Believe me, for large applications AMD still one of the best solutions. We can't simply bundle everything in a single file. That's not how things work.
Nowadays we have solutions like Webpack, but we already have a huge installed base applications, so it's not so easy to migrate, and our home-made solution for delivering modules (not open-source yet) is working just fine.

Micro-modules strategy

This strategy is working quite well for me.
As I said before, our final module must be a AMD module, but sometimes the AMD module itself needs modules, and I'm calling them micro-modules.
These micro-modules I'm using do not necessarily need to be shared across applications, but they help me a lot with code organization.
Here's a piece of code we have in production:

import config from './config';
import { globalpkg } from './config';
import factory from './factory';

zaz.use((pkg) => {

    "use strict";

    config.dynamic.globalpkg = pkg;

    pkg.require(['modFactory'], (modFactory) => {
        modFactory.create(pkg.utils.deepMerge(config._static, factory));
    });

});

We're importing some modules above and using them in our AMD module.
Those ES6 modules aren't useful for any other application, but the final code looks much more readable using micro-modules.
The config we're importing above look like this:

const githubURL = "OUR GITHUB URL HERE";
const staticServer = "https://s1.trrsf.com";
const testsPath = `zaz-${type}-${name}/tests/index.htm?zaz[env]=tests`;
const name = "stalker";
const type = "mod";
const version = "0.0.1";
const state = "ok";
const description = "JavaScript API to deal with user data";
let globalpkg = null;

// default export 
const config = {
    _static: {
        name,
        version,
        state,
        description,
        docs: `${githubURL}/pages/terra/zaz-${type}-${name}`,
        source: `${githubURL}/Terra/zaz-${type}-${name}`,
        tests: `${staticServer}/fe/${testsPath}`,
        dependencies: ['mod.wilson']
    }
};

export default config;

Look at the tree we have for this specific AMD module:

src/
├── _js
│   ├── config.js
│   ├── environment.js
│   ├── factory.js
│   ├── helpers.js
│   ├── methods.js
│   └── mod-stalker.js

I've just split the logic inside my AMD module into tiny ES6 modules.
The build process is very simple: Babel transpiles the code to ES5 using CommonJS modules for micro-modules and then Browserify bundles everything.
Boom!
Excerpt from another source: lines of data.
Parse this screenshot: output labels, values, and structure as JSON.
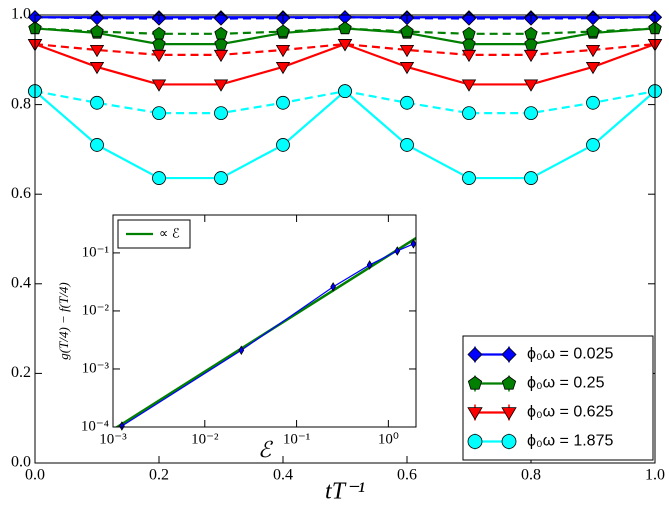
{
  "chart_data": [
    {
      "type": "line",
      "xlabel": "tT⁻¹",
      "x": [
        0,
        0.1,
        0.2,
        0.3,
        0.4,
        0.5,
        0.6,
        0.7,
        0.8,
        0.9,
        1.0
      ],
      "xlim": [
        0,
        1
      ],
      "ylim": [
        0,
        1
      ],
      "xticks": [
        {
          "value": 0,
          "label": "0.0"
        },
        {
          "value": 0.2,
          "label": "0.2"
        },
        {
          "value": 0.4,
          "label": "0.4"
        },
        {
          "value": 0.6,
          "label": "0.6"
        },
        {
          "value": 0.8,
          "label": "0.8"
        },
        {
          "value": 1,
          "label": "1.0"
        }
      ],
      "yticks": [
        {
          "value": 0,
          "label": "0.0"
        },
        {
          "value": 0.2,
          "label": "0.2"
        },
        {
          "value": 0.4,
          "label": "0.4"
        },
        {
          "value": 0.6,
          "label": "0.6"
        },
        {
          "value": 0.8,
          "label": "0.8"
        },
        {
          "value": 1,
          "label": "1.0"
        }
      ],
      "legend": "lower right",
      "series": [
        {
          "name": "ϕ₀ω = 0.025",
          "color": "#0000ff",
          "marker": "D",
          "linestyle": "solid",
          "values": [
            0.995,
            0.995,
            0.995,
            0.995,
            0.995,
            0.995,
            0.995,
            0.995,
            0.995,
            0.995,
            0.995
          ]
        },
        {
          "color": "#0000ff",
          "marker": "D",
          "linestyle": "dashed",
          "values": [
            0.995,
            0.993,
            0.992,
            0.992,
            0.993,
            0.995,
            0.993,
            0.992,
            0.992,
            0.993,
            0.995
          ]
        },
        {
          "name": "ϕ₀ω = 0.25",
          "color": "#007f00",
          "marker": "p",
          "linestyle": "solid",
          "values": [
            0.97,
            0.96,
            0.935,
            0.935,
            0.96,
            0.97,
            0.96,
            0.935,
            0.935,
            0.96,
            0.97
          ]
        },
        {
          "color": "#007f00",
          "marker": "p",
          "linestyle": "dashed",
          "values": [
            0.97,
            0.963,
            0.958,
            0.958,
            0.963,
            0.97,
            0.963,
            0.958,
            0.958,
            0.963,
            0.97
          ]
        },
        {
          "name": "ϕ₀ω = 0.625",
          "color": "#ff0000",
          "marker": "v",
          "linestyle": "solid",
          "values": [
            0.935,
            0.884,
            0.845,
            0.845,
            0.884,
            0.935,
            0.884,
            0.845,
            0.845,
            0.884,
            0.935
          ]
        },
        {
          "color": "#ff0000",
          "marker": "v",
          "linestyle": "dashed",
          "values": [
            0.935,
            0.922,
            0.911,
            0.911,
            0.922,
            0.935,
            0.922,
            0.911,
            0.911,
            0.922,
            0.935
          ]
        },
        {
          "name": "ϕ₀ω = 1.875",
          "color": "#00ffff",
          "marker": "o",
          "linestyle": "solid",
          "values": [
            0.83,
            0.71,
            0.636,
            0.636,
            0.71,
            0.83,
            0.71,
            0.636,
            0.636,
            0.71,
            0.83
          ]
        },
        {
          "color": "#00ffff",
          "marker": "o",
          "linestyle": "dashed",
          "values": [
            0.83,
            0.804,
            0.781,
            0.781,
            0.804,
            0.83,
            0.804,
            0.781,
            0.781,
            0.804,
            0.83
          ]
        }
      ]
    },
    {
      "type": "line",
      "log": true,
      "xlabel": "ℰ",
      "ylabel": "g(T/4) − f(T/4)",
      "xlim": [
        0.001,
        2
      ],
      "ylim": [
        0.0001,
        0.45
      ],
      "xticks": [
        {
          "value": 0.001,
          "label": "10⁻³"
        },
        {
          "value": 0.01,
          "label": "10⁻²"
        },
        {
          "value": 0.1,
          "label": "10⁻¹"
        },
        {
          "value": 1,
          "label": "10⁰"
        }
      ],
      "yticks": [
        {
          "value": 0.0001,
          "label": "10⁻⁴"
        },
        {
          "value": 0.001,
          "label": "10⁻³"
        },
        {
          "value": 0.01,
          "label": "10⁻²"
        },
        {
          "value": 0.1,
          "label": "10⁻¹"
        }
      ],
      "legend": "upper left",
      "series": [
        {
          "name": "∝ ℰ",
          "color": "#007f00",
          "linestyle": "solid",
          "x": [
            0.001,
            2
          ],
          "values": [
            9e-05,
            0.18
          ]
        },
        {
          "color": "#0000ff",
          "marker": "d",
          "linestyle": "solid",
          "x": [
            0.00125,
            0.025,
            0.25,
            0.625,
            1.25,
            1.875
          ],
          "values": [
            0.000104,
            0.0021,
            0.026,
            0.062,
            0.108,
            0.143
          ]
        }
      ]
    }
  ]
}
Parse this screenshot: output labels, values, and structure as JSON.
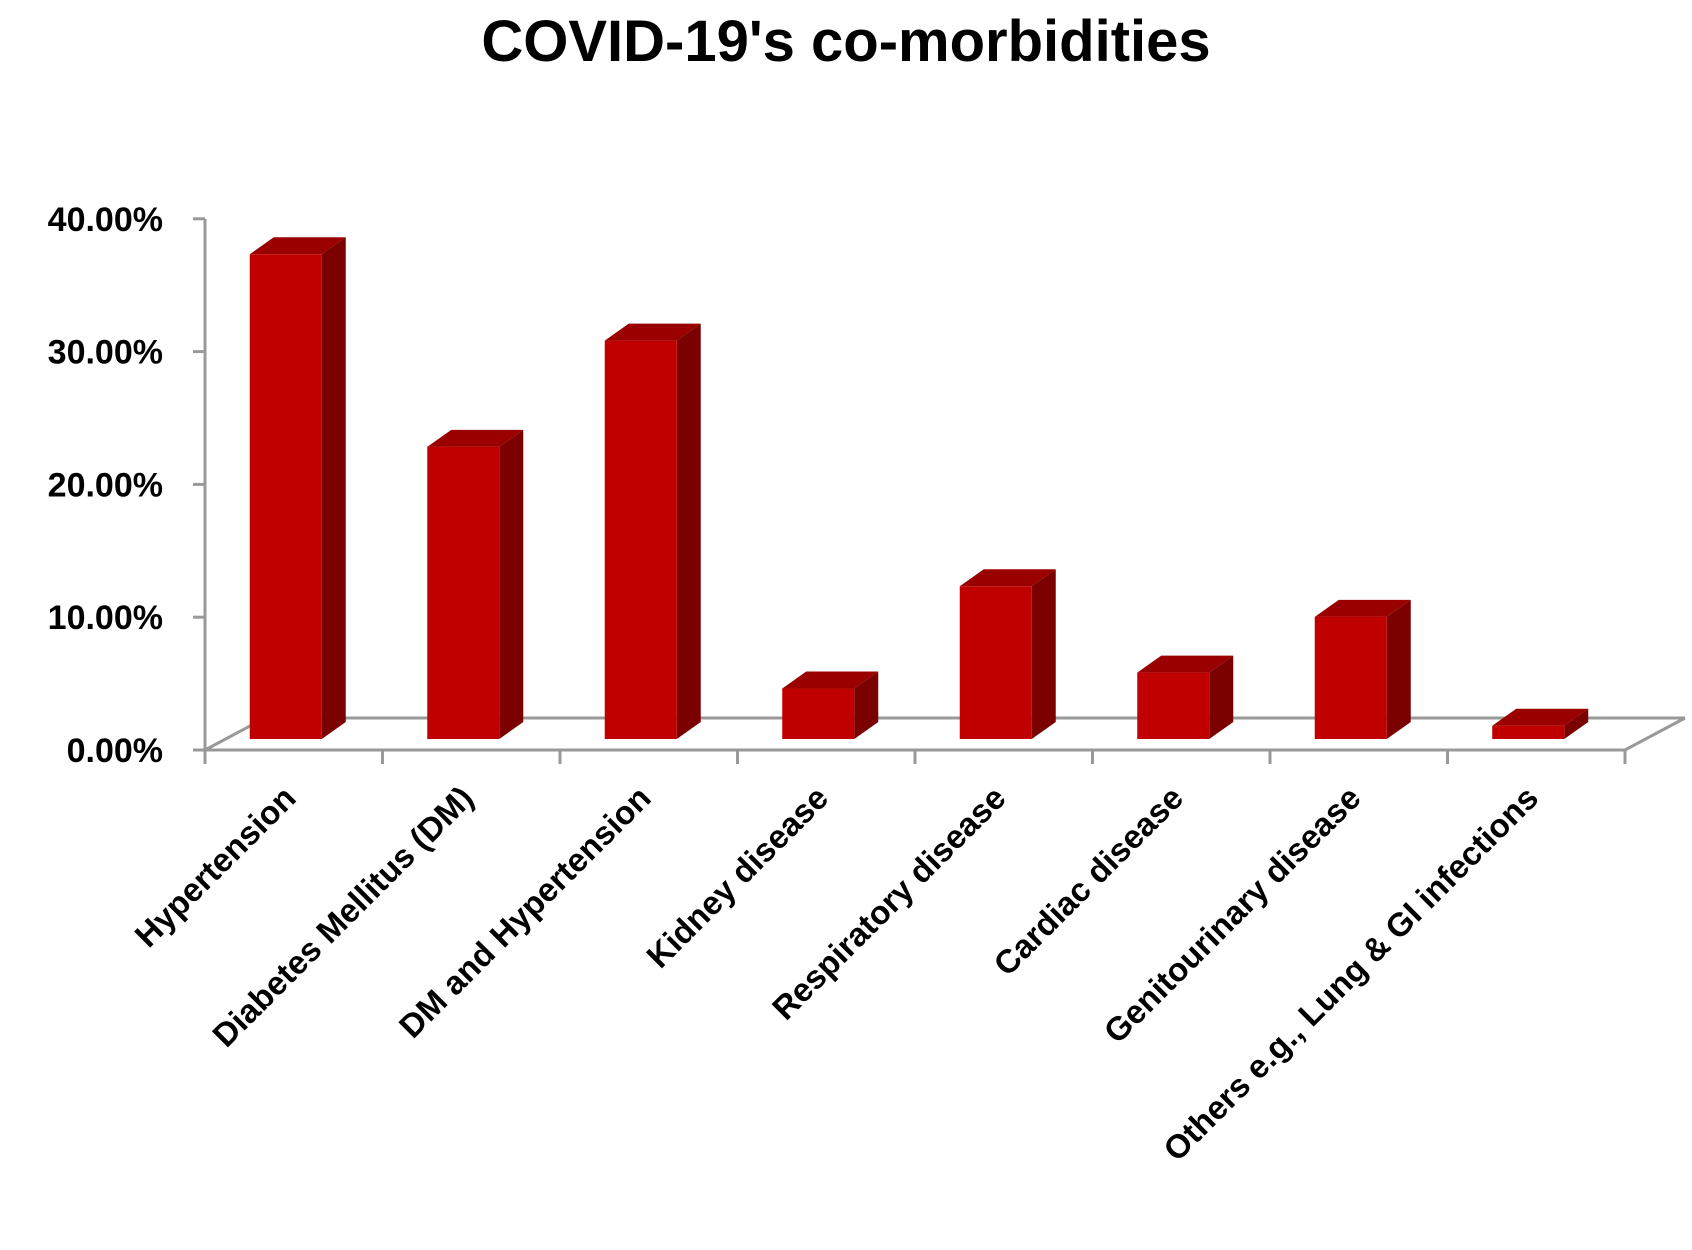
{
  "chart_data": {
    "type": "bar",
    "style": "3d-column",
    "title": "COVID-19's co-morbidities",
    "xlabel": "",
    "ylabel": "",
    "categories": [
      "Hypertension",
      "Diabetes Mellitus (DM)",
      "DM and Hypertension",
      "Kidney disease",
      "Respiratory disease",
      "Cardiac disease",
      "Genitourinary disease",
      "Others e.g., Lung & GI infections"
    ],
    "values": [
      36.5,
      22.0,
      30.0,
      3.8,
      11.5,
      5.0,
      9.2,
      1.0
    ],
    "ylim": [
      0,
      40
    ],
    "yticks": [
      0,
      10,
      20,
      30,
      40
    ],
    "ytick_labels": [
      "0.00%",
      "10.00%",
      "20.00%",
      "30.00%",
      "40.00%"
    ],
    "grid": false,
    "legend": "none",
    "colors": {
      "bar_front": "#c00000",
      "bar_side": "#7b0000",
      "bar_top": "#9a0000",
      "axis": "#999999"
    }
  }
}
The final code remains being an AMD module, but my source code is using CommonJS for micro-modules.

Next step

Sourcemaps don't work well with this workflow as I'm using Browserify to bundle.
Perhaps it should be easy to implement.
We're starting to rewrite our framework using some ES6 features and of course we'll use modules.
It may be possible to build a custom module formatter for our current structure, but I think it wouldn't be a good approach.
Maybe we'll need to rewrite the whole module system we already have.

Conclusion

The modules specification is already done, and in my opinion it's very mature and efficient.
However, we didn't have a browser API yet for dealing with modules loading, so a solution like AMD or CommonJS remains necessary.
We can have benefit of ES6 modules syntax right now, making our code more readable and concise.
Existing tools such as Babel and Browserify give us a painless development, and in the near future we can simply deactivate them because we'll have full support.